Three states have imposed an ad tax (Arizona, Iowa, Florida) and each repealed it. The economic dislocation resulting from the application of sales and use tax to the service of advertising was quickly demonstrated in 1987 when over 200 new auditors hired by Florida could not administer the sales tax placed on a wide range of services, including advertising.
What is the reaction to an ad tax by different sectors of the advertising industry? The following scenarios show the changes brought to the marketplace by imposing the sales and use tax to the service of advertising.
Advertisers/Retailers
Advertising budgets are reduced to pay the tax. For example, a 5% tax means 95 cents instead of $1 spent on advertising.
Retail ad budgets often are a fixed percentage of gross receipts mandating the ad budget reduction. A corresponding drop in sales further reduces the advertising budget.
National advertisers can reach demographic markets within the state imposing the tax from outside the state.
Cooperative ad dollars, important to small retailers, are shifted to other states.
Spot advertising quickly goes to other states.

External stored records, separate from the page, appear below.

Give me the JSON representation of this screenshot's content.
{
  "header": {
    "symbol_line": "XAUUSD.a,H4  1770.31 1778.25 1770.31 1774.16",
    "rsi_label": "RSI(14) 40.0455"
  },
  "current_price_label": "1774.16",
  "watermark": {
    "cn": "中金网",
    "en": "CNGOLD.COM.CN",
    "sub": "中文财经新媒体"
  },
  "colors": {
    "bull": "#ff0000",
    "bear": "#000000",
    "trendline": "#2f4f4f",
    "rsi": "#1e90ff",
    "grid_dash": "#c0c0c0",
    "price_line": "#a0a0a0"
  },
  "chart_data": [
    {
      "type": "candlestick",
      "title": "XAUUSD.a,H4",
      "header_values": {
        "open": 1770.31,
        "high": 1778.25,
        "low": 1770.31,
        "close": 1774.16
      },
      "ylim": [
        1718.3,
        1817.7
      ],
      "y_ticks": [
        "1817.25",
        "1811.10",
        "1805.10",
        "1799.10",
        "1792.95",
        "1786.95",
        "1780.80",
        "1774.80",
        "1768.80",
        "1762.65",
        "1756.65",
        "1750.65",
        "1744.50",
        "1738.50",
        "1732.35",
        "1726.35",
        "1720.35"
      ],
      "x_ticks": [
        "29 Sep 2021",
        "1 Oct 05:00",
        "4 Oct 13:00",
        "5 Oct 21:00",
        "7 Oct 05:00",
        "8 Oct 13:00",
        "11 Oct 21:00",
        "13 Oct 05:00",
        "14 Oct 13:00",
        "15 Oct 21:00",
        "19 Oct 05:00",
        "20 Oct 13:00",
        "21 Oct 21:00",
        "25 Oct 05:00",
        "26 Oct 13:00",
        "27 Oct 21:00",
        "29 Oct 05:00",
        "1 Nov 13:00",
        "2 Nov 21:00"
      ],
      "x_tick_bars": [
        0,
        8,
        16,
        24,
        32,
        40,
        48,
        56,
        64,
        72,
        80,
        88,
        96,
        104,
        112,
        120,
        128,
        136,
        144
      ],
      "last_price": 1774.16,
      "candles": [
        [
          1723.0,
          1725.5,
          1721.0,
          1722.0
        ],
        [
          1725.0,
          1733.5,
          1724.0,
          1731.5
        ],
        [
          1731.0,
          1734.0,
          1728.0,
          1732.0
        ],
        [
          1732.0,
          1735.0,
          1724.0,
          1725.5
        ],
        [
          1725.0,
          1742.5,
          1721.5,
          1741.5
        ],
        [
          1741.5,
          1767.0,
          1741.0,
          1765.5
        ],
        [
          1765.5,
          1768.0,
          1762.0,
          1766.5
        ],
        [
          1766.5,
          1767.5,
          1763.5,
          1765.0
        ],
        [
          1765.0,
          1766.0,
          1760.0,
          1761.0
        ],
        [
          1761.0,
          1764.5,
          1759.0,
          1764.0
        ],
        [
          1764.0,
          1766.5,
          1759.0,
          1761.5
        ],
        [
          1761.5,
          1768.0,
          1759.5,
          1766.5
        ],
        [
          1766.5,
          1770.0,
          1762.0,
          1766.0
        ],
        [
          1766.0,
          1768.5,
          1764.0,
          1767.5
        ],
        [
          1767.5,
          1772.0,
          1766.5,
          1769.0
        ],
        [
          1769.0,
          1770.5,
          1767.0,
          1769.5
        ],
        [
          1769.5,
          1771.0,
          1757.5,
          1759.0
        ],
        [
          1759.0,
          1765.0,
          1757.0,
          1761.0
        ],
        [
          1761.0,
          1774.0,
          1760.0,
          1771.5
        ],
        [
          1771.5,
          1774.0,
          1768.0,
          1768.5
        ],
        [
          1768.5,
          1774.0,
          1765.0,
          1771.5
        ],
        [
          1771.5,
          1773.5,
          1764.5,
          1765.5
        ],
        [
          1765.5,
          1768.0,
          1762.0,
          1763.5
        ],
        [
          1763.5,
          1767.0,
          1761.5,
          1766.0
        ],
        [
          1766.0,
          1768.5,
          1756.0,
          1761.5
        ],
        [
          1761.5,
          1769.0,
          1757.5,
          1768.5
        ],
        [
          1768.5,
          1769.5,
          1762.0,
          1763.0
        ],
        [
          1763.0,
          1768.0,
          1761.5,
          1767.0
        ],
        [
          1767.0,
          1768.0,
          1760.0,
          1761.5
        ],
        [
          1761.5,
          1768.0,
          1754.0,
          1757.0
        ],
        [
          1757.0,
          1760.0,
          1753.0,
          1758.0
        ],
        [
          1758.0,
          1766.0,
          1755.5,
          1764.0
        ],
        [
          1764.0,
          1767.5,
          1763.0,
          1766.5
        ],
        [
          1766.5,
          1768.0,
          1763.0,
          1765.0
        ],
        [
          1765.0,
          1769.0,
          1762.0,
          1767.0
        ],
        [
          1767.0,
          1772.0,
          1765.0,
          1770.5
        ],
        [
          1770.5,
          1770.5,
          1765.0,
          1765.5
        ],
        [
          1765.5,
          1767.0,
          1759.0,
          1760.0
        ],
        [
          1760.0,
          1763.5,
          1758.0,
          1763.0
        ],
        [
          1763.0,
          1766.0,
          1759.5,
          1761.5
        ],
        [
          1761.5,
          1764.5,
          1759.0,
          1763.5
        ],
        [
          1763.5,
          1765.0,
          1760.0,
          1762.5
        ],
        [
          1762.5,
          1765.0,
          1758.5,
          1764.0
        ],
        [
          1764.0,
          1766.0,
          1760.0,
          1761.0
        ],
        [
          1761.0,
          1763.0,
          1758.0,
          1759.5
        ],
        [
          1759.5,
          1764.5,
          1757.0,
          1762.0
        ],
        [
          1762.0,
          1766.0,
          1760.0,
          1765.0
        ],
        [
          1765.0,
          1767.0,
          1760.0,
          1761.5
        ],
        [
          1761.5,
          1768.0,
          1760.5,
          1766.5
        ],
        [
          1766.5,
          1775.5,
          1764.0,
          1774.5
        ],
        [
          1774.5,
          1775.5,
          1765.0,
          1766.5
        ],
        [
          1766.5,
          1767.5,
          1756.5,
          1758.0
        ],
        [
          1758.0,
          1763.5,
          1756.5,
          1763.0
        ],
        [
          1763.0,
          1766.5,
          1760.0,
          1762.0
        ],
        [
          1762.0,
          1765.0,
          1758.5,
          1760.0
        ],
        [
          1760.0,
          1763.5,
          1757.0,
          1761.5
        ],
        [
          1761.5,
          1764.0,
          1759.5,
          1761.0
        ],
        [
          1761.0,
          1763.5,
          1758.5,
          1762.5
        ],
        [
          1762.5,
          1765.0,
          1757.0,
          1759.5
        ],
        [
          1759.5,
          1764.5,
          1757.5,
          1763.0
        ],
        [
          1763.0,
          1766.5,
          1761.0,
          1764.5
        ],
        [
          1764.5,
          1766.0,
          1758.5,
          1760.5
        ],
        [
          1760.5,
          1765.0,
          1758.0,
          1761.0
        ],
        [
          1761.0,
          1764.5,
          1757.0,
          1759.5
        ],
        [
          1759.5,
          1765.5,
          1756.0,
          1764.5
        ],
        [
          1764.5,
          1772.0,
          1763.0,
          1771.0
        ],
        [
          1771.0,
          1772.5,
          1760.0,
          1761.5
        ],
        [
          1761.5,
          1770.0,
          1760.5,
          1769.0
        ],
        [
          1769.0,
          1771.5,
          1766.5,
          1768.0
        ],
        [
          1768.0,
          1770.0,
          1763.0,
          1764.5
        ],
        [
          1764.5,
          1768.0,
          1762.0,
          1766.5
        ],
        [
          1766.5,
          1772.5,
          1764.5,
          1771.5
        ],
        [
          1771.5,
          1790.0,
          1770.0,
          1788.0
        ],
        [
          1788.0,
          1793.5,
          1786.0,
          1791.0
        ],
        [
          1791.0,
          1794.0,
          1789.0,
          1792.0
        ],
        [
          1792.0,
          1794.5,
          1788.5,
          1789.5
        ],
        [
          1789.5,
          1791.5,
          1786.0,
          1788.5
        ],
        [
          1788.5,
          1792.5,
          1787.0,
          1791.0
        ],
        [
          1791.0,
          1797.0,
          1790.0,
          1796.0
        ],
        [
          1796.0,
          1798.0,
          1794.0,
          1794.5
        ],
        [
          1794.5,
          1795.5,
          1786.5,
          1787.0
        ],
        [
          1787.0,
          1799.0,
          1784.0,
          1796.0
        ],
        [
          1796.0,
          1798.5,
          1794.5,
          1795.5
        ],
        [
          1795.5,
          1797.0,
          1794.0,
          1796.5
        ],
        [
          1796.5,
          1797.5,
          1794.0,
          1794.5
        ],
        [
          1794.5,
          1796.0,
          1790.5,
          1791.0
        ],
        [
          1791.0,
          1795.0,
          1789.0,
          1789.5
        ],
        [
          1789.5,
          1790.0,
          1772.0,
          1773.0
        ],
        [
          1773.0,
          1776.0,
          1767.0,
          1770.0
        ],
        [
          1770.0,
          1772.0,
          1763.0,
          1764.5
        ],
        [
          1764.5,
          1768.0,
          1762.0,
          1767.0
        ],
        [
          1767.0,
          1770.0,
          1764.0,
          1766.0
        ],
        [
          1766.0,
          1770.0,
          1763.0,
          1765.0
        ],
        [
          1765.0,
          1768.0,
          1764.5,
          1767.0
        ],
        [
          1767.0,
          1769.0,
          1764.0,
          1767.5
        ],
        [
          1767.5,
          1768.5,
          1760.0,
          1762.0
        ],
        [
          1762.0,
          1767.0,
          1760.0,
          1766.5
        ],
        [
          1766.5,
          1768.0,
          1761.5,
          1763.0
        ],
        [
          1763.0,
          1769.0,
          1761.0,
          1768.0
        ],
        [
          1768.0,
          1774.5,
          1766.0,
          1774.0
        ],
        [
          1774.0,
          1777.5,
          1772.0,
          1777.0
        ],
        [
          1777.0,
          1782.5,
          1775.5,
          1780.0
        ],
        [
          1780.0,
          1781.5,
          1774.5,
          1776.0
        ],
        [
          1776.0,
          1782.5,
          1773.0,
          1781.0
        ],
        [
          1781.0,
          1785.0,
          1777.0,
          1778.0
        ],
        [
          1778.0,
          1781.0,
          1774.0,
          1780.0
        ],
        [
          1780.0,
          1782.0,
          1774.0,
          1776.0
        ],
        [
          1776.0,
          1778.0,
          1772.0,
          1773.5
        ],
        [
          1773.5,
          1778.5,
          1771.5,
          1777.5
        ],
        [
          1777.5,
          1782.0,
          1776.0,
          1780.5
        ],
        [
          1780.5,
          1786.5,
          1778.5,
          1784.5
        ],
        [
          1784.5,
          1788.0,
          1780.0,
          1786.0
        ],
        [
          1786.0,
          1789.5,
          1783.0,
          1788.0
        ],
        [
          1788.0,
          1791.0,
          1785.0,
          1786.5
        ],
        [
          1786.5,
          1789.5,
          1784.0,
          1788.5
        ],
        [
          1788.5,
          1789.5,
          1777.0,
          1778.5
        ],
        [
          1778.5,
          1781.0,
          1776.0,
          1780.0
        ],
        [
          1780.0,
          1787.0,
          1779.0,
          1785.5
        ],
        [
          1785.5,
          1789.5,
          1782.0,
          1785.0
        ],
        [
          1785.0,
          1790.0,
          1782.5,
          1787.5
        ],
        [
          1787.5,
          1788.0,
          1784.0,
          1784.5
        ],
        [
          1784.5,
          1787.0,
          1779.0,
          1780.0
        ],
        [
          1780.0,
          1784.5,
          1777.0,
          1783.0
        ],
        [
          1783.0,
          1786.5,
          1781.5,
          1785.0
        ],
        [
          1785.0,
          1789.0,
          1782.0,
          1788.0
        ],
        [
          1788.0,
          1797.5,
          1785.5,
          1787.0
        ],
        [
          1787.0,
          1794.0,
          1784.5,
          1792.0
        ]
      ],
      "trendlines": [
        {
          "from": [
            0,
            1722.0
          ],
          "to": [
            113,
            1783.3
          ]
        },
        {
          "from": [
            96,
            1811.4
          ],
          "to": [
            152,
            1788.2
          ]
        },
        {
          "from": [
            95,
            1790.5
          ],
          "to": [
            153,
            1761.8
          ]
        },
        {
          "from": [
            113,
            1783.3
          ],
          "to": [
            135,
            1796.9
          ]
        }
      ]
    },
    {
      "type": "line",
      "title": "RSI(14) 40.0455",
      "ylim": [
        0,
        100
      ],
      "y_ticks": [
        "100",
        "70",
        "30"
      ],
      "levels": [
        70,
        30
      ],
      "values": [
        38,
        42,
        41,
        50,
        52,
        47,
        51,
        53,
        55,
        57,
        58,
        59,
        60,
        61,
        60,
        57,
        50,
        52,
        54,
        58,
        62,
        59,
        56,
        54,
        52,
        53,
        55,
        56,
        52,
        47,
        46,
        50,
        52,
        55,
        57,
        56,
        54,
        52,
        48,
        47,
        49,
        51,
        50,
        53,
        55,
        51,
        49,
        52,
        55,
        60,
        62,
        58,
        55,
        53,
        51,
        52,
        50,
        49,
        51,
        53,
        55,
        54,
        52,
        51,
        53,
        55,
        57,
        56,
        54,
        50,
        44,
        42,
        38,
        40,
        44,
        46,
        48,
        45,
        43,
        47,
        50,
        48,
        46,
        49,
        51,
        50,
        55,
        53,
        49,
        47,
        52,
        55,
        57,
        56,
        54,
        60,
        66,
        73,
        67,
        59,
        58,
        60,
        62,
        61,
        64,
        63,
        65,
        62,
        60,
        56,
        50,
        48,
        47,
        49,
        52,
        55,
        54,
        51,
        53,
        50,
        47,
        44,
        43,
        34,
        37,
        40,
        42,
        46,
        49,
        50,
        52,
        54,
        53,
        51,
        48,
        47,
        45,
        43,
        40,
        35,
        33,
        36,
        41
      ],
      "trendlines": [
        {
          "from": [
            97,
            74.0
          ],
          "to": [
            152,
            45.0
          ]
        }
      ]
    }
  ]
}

Advertising dollars shift to forms of advertising which are not impacted by the ad tax proposal.
Agencies
The clients purpose is to sell the end product to consumers at retail with assistance from professional advertising services. Advertising services are part of the retail cost to consumers upon purchase of the end product. Thus, ad taxes are double taxation.
The loss in client work is greater than initial reductions to pay the tax due to factors listed below.
The largest agencies easily avoid the tax by moving accounts out of state either to other offices or establish an out of state office for major clients.
Small agencies lose business across state lines and/or face a reduction in client budgets equal to the tax imposed.
In house work by clients is exempt. Thus, creative work, paste‑ups and other services can be lost by agencies.
Agencies in the state imposing the tax can not remain cost competitive.
Winning new business from outside the state becomes very difficult when potential clients face a new tax and/or your Department of Revenue auditors examining their accounts. Advertising agencies from any state can place ads in the state imposing the tax without paying the tax.
Media
The reduction in purchased time and space is increased beyond an amount equal to the tax by factors listed below.
Media outlets across state lines quickly profit.
The cost of advertising during prime time television is a closely guarded secret, even affiliates don’t know…how will the tax be applied?
Spot advertising on television and radio moves to other states.
Cooperative advertising moves to other states.
Print ads move to out of state publications reaching the state.
Broadcast advertising shifts to out of state cable telecasts to avoid the tax.
In state cable operators must charge tax on local advertising.
Test markets in the state are replaced by other markets out of state with similar demographics.